The zone also has a diagnostic capsule that displays each athlete’s physiological data, an electrocardiogram recorder, spirometer, hypoxic generator, blood-pressure monitor, pulse oximeter, and a dynamo-meter. Included on the aircraft will be a “smart” toilet that can flag dehydration.

Fighting the elements on airlines

The SportJet, as well as other privately operated jets prioritise comfort above profit, often at the cost of added weight to the aircraft.

“When it comes to dehydration, for example, an airliner’s cabin can be among the worst environments, because the humidity level is deliberately kept low in order to protect internal electronics and structural components from corrosion,” said Phelps.

“What makes the SportJet a better alternative for athletes is that its structure is well protected from corrosion, and incorporates active humidifiers that help prevent raw noses, dry mouths, and scratchy throats.
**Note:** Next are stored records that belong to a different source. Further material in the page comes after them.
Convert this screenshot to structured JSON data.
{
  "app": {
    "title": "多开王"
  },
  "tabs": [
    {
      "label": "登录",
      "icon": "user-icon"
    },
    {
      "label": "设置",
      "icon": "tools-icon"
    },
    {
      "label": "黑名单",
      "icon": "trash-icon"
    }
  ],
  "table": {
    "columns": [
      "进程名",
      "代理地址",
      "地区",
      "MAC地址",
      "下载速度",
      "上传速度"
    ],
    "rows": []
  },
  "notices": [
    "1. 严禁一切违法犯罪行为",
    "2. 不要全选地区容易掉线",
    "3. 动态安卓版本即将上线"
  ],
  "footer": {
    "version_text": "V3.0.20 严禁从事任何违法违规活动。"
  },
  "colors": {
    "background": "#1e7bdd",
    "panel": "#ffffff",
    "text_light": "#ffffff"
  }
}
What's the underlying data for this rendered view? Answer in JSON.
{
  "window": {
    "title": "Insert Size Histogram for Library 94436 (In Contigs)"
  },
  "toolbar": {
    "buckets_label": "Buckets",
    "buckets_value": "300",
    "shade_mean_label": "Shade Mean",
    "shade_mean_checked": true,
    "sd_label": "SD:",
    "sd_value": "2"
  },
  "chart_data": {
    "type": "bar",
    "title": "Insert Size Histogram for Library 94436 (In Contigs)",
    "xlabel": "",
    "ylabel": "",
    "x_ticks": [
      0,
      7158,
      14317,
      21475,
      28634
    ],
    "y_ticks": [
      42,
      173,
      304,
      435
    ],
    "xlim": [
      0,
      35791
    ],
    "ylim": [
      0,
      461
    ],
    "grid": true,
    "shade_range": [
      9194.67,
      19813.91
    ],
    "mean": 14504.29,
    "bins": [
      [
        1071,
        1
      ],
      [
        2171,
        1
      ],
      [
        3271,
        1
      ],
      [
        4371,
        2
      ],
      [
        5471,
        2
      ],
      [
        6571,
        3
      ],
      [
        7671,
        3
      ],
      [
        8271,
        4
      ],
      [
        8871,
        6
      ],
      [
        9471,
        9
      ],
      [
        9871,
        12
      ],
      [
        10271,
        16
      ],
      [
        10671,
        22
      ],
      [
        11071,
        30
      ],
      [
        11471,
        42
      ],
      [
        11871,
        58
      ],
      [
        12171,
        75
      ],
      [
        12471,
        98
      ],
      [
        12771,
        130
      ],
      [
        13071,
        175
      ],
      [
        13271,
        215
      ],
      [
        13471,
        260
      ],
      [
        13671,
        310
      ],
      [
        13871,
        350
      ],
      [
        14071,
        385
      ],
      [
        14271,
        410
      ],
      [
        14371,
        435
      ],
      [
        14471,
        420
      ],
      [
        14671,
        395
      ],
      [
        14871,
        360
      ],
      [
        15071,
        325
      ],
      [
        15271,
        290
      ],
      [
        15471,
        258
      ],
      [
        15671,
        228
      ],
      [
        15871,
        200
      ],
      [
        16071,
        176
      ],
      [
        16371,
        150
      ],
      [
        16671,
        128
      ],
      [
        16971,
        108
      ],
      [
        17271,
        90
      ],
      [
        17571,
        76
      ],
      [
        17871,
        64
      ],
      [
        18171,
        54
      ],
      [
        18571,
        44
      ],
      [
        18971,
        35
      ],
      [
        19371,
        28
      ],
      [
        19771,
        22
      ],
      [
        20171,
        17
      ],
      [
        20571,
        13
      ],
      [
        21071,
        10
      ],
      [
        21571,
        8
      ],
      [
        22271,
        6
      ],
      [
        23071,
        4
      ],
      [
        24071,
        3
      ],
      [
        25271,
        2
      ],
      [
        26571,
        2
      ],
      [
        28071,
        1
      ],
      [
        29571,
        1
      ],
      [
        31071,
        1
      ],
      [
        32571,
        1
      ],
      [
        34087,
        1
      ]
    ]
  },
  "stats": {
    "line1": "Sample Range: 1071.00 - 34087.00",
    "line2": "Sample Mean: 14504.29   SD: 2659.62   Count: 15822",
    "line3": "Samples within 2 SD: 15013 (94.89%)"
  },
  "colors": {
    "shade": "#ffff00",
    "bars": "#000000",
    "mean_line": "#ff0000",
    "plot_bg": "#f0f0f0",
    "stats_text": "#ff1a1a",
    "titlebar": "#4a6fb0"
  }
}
“As for the hazards of hypoxia, when all systems are working fine, the pressure in the cabin of many airliners—and the resulting paucity of oxygen—could still replicate the atmosphere at 10,000 feet, or higher. Low-grade hypoxia from hours spent under those conditions might not cause you to pass out, but it could give you a whale of a headache. And it certainly makes flying long distances more exhausting, even for those able to stay hydrated and lie flat to sleep.

“Unlike airliners, the SportJet would be designed to maintain a “sea-level cabin” at lofty altitudes, making high flight just as comfortable and restful as a day at the beach. That level of comfort—and healthfulness—is one of the tangible advantages of private air travel that many passengers aren’t even aware of,” concludes Phelps,

The SportJet’s innovative technologies could in future, give business jet outfitters some ideas to emulate.